Le II du même texte indique cependant qu'une intervention de l'Office national d'indemnisation des accidents médicaux, des affections iatrogènes et des infections nosocomiales (ONIAM), au titre de la solidarité nationale, est également envisageable, lorsque la responsabilité d'un établissement de santé n'est pas engagée.

En ce qui concerne les préjudices réparables, ce texte vise uniquement « la réparation des préjudices du patient, et, en cas de décès, de ses ayants droit ».

De ce fait, les préjudices personnels des proches, avant le décès du patient, ne sont pas indemnisables.

Outre cet article, qui vise uniquement les cas où la responsabilité d'un établissement de santé n'est pas engagée, l'article L. 1142-1-1 concerne également la prise en charge par l'ONIAM des effets d'une infection nosocomiale. Toutefois, ce dernier ne prévoit aucune restriction à l'égard des préjudices personnels des proches de la victime.

En l’espèce, il s’agissait d’un patient qui, à la suite d’une première opération dans une clinique, avait contracté une infection nosocomiale puis, transférée, dans un autre centre hospitalier, il avait subi une amputation des deux jambes, ayant entrainé un déficit fonctionnel de 70%.

Le patient avait demandé une expertise en référé, mais ce dernier décéda trois ans après son amputation.

Ses enfants et héritiers mirent en cause la responsabilité de la clinique, du chirurgien et appelèrent l'ONIAM en intervention forcée.

La cour d'appel débouta l'un des héritiers de sa demande de réparation du préjudice d'accompagnement dirigée contre l'ONIAM.

Les juges du fond avaient donc appliqué les dispositions visés à l’article  L. 1142-1  II, au cas évoqué par l'article L. 1142-1-1.

Cependant, La Cour de cassation censura l’arrêt d’appel, qui avait écarté toute faculté d’indemnisation du préjudice personnel des ayants droit, au visa des articles précités au motif que le régime spécifique de prise en charge des dommages au titre de la solidarité nationale (visé par l'article L. 1142-1-1) est distinct de celui prévu par l'article L. 1142-1, II, de sorte que ne sont alors pas applicables les dispositions de ce texte qui (…) limitent la réparation aux préjudices du patient et, en cas de décès, de ses ayants droit

Le préjudice d'accompagnement sera donc indemnisé par l'ONIAM.

Les juges du Quai de l’Horloge estiment par conséquent que, l'article L. 1142-1-1 du code de la santé publique doit, être interprété de façon autonome par rapport à l'article L. 1142-1 II, et donc répondre à ses propres conditions d'application.
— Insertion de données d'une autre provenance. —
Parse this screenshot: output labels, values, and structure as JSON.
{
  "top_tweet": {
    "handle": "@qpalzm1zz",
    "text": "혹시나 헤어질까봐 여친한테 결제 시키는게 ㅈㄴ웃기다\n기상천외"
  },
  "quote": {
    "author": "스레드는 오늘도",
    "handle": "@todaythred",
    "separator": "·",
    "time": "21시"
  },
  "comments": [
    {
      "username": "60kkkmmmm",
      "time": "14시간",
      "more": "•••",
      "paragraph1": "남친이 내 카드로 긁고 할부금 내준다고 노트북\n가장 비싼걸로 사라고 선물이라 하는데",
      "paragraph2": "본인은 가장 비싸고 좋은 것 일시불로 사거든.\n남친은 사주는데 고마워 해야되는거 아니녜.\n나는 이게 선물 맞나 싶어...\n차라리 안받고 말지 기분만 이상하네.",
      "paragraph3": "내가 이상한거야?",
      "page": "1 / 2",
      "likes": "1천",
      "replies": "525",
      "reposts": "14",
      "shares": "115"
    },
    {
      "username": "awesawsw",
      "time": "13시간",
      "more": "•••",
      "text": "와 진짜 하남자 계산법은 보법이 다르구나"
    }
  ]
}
Ainsi, les victimes autorisées à solliciter la solidarité nationale n'étant pas expressément déterminées, ce sont donc conformément au droit commun, toutes les victimes directes ou par ricochet qui doivent pouvoir solliciter une indemnisation dès lors que leur dommage résulte d'une infection nosocomiale.

La qualité de victime est dès lors suffisante pour justifier d’un droit à indemnisation.
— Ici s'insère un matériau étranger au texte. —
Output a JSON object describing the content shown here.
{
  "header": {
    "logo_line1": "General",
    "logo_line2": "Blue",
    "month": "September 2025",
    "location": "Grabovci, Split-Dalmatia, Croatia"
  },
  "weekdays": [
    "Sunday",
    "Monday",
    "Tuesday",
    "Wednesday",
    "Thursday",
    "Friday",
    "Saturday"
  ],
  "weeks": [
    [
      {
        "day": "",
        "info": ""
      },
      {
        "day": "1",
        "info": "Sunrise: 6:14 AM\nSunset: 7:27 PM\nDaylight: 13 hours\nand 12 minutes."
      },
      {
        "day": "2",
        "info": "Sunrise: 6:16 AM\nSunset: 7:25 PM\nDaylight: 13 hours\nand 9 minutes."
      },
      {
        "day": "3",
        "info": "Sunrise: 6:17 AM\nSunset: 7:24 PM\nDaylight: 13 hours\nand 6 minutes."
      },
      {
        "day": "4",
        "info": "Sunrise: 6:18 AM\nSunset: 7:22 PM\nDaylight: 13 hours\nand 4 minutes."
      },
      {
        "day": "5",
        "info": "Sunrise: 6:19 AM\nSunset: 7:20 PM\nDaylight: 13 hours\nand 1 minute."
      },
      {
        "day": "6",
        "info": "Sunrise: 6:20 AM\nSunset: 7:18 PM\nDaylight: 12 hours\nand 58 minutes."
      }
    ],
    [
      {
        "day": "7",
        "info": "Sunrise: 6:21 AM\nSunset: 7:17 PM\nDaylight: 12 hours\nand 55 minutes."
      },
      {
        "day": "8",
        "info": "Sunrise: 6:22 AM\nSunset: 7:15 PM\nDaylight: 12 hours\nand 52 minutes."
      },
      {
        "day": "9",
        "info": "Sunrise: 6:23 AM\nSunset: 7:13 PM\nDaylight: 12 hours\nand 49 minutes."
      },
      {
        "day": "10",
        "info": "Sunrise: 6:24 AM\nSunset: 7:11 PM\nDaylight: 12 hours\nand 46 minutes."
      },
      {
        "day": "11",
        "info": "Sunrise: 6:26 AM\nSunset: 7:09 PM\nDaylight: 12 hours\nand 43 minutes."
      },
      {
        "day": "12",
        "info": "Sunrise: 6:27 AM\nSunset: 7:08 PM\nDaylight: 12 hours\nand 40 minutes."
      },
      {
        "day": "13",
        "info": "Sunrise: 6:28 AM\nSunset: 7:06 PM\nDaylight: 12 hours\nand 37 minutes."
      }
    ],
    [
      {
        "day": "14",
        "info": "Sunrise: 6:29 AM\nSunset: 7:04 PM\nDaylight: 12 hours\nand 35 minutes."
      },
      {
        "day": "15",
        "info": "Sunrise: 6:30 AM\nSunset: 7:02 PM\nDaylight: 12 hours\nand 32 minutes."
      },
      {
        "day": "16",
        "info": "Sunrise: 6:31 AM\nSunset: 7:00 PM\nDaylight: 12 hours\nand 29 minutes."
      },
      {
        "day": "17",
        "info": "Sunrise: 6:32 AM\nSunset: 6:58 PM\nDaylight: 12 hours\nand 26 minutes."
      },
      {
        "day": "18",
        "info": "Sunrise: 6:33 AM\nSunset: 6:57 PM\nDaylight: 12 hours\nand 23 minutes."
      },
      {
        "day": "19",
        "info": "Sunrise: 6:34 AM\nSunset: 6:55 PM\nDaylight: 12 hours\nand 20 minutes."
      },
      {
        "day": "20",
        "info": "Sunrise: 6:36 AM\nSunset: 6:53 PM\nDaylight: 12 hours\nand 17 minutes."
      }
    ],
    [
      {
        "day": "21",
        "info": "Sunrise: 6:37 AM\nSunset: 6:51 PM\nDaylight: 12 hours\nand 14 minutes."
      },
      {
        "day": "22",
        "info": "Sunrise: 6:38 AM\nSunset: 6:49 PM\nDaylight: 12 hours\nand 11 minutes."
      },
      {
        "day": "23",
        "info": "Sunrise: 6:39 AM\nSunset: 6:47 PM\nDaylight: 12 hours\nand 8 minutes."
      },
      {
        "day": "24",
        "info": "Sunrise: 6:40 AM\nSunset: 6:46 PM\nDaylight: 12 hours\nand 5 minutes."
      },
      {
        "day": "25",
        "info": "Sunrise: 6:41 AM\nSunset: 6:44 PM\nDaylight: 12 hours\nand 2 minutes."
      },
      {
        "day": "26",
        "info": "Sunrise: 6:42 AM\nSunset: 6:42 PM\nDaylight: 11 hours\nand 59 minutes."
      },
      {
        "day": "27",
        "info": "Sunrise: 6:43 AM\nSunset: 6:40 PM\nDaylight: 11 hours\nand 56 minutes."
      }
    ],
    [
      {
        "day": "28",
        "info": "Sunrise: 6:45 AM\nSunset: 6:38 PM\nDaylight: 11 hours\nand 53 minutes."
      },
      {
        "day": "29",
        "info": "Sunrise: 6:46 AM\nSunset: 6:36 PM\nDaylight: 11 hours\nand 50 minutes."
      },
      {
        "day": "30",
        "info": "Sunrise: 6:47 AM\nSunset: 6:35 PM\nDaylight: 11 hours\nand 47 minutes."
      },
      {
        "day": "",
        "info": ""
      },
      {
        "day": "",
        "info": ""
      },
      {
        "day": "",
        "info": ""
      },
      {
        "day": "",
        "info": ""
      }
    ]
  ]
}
Par conséquent, les proches de la victime directe peuvent demander réparation à l'ONIAM de leurs préjudices personnels, même en cas de survie de la victime directe et même si ces proches ne sont pas des héritiers de celle-ci.

En somme, le Conseil d'État et la Cour de cassation, privilégient l’esprit de la loi du 30 décembre 2002, qui a créé un régime d'indemnisation totalement dérogatoire à celui fondé sur l'article L. 1142-1 II, ayant pour objectif de faire supporter à la solidarité nationale les cas les plus graves, qui permet de répondre à d'autres conditions, moins exigeantes et profitant à un plus grand nombre de victimes d'infections.